David Schwager’s uncle, Sigmund, was riding a train in 1933 when he picked up a book to read.

“It just happen to be “Mein Kampf,” Schwager said, referring to Adolf Hitler’s manifesto. Sigmund Schwager never returned to his hometown. ” He summoned his wife and children and moved them to Palestine. He knew (Germany) was not a place where they had a future.”

Others did not dodge the bullet.

Kristallnacht

On the night of Nov. 9, 1938, which came to be known as Kristallnacht, or the “Night of Broken Glass,” synagogues were burned, Jewish businesses were trashed and looted, and Jewish people were killed.

Two of Schwager’s grandparents were rounded up by the Nazis.

“My mother’s parents were taken to the police station in the nearby city of Aschaffenberg,” he said. “They were eventually allowed to go back to their home, but immediately saw their lives were changing.”

When his grandparents got home, their street was named #1 Adolf Hitler Strasse, and their home was now the Jewish ghetto.

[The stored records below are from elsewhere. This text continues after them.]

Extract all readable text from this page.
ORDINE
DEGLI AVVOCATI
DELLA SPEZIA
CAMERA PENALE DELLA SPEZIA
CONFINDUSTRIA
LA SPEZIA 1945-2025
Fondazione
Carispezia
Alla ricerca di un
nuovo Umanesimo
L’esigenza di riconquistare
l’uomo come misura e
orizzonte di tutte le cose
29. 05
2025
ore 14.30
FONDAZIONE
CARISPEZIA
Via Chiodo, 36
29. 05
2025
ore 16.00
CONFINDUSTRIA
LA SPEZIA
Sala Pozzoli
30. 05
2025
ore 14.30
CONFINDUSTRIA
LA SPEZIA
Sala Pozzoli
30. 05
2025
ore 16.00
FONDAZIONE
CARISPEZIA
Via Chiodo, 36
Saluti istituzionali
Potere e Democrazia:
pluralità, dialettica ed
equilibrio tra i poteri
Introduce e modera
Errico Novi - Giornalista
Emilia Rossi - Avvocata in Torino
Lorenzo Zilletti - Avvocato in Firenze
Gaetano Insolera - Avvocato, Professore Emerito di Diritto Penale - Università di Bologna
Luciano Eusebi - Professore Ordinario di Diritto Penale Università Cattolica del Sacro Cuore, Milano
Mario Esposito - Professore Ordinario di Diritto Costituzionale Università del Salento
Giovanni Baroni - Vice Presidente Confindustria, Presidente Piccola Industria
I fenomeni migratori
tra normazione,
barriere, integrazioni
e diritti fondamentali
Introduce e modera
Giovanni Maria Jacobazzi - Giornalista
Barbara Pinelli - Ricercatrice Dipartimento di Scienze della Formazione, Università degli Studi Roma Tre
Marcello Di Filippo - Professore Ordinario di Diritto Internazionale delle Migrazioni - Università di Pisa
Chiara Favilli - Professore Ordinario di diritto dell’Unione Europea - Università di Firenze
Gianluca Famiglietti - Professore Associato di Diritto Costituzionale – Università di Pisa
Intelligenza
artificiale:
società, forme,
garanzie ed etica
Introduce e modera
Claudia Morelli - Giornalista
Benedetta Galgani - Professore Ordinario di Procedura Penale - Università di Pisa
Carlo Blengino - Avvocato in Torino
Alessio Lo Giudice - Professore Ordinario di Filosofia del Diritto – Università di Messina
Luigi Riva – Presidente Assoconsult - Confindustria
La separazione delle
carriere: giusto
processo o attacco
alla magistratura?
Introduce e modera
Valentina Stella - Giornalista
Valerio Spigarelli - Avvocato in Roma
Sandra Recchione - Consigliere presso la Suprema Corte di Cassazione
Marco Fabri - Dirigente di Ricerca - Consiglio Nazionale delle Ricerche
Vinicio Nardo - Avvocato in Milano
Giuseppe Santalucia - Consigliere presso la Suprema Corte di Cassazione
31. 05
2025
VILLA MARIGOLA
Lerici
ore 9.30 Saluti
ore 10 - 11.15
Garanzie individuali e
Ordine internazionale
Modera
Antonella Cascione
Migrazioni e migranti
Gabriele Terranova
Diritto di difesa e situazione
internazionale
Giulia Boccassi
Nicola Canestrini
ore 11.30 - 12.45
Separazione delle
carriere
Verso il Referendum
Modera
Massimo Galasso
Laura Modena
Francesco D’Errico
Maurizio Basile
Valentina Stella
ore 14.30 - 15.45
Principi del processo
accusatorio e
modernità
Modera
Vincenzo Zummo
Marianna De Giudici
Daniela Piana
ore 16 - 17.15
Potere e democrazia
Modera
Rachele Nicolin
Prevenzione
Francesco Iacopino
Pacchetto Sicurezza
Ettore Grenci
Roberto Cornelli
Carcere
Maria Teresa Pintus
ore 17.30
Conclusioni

“My grandparents were ultimately sent to a concentration camp in the then Czech Republic called Theresienstadt,” Schwager said. “My mother always told me this was a ‘good’ concentration camp but, this was just a transit point for them.”

Later, Schwager’s maternal grandparents were taken to the extermination camp of Treblinka. When they stepped off the train, they were taken to the outskirts of the camp, shot and killed.

“All of their children made it to the U.S.,” Schwager said. “My mother received letters from her parents at the concentration camp saying how their spirits were high. But their time ran out.”

Schwager’s father’s parents were also taken from their home. His grandmother was taken to a police station in Regensburg and his father was taken to Dachau, a concentration camp outside Munich. The Schwager Villa became the German Army induction station.

“This was not a ‘good’ camp,” Schwager stated. “The most interesting thing about the camp was it was on the bus line from Munich. It was in a neighborhood. Imagine living in south Wilkes-Barre and having a concentration camp in your backyard.”

Eventual freedom

While Berger’s father laid pipe and dug ditches in a Nazi camp for about a year, a simple gold chain helped keep him alive. He would trade the links of his necklace for scraps of food.

While he had some gold left, he had a little bit of leverage, Berger said.

The senior Berger managed to survive. As the war was drawing to a close, a German guard befriended him and told him that if he ran away, the guard would look the other way.

“My father went back to the barracks to tell the others, but most believed the guard was lying and if they ran, they would get shot,” Berger recalled. “It was just him and two others who escaped. The whole camp was killed the next, just as the guard had said.”

‘Voyage of the Damned’

With the money from the forced sale of their home, Albert and Theresia Schwager purchased Cuban visas and boarded the MS Saint Louis, hoping to find a new home.

When they arrived there, David Schwager said, they learned Cuba’s immigration laws had changed and their visas would not be honored. “My grandfather said he would jump off the ship before he went back to Germany.”

However, the Schwagers learned several countries would welcome them, among them France, Belgium, Holland and Great Britain.

On the recommendation of their son Albert, whom they had sent to the United States years earlier, they chose England, where they learned to speak English and prepared for a new life in America.

“As a 19-year-old, my father unknowingly saved his parents lives,” Schwager said. “France, Holland and Belgium fell to the Nazis.”

The worst is over

Berger’s father headed east toward Russia and was drafted into the Russian Air Force Prisoner of War camp as a physician. “He then followed the front back to Germany,” Berger said.

Later he made his way to the United States and prepared for a new medical specialty, psychiatry. Berger heard stories of his father before the war. He was once an outgoing, young man but the war changed him.

“He liked the quiet,” Berger said. “He would stay away from commotion. For fun he would go to the library. He didn’t want to make waves because during the war, if you made waves, you were killed.”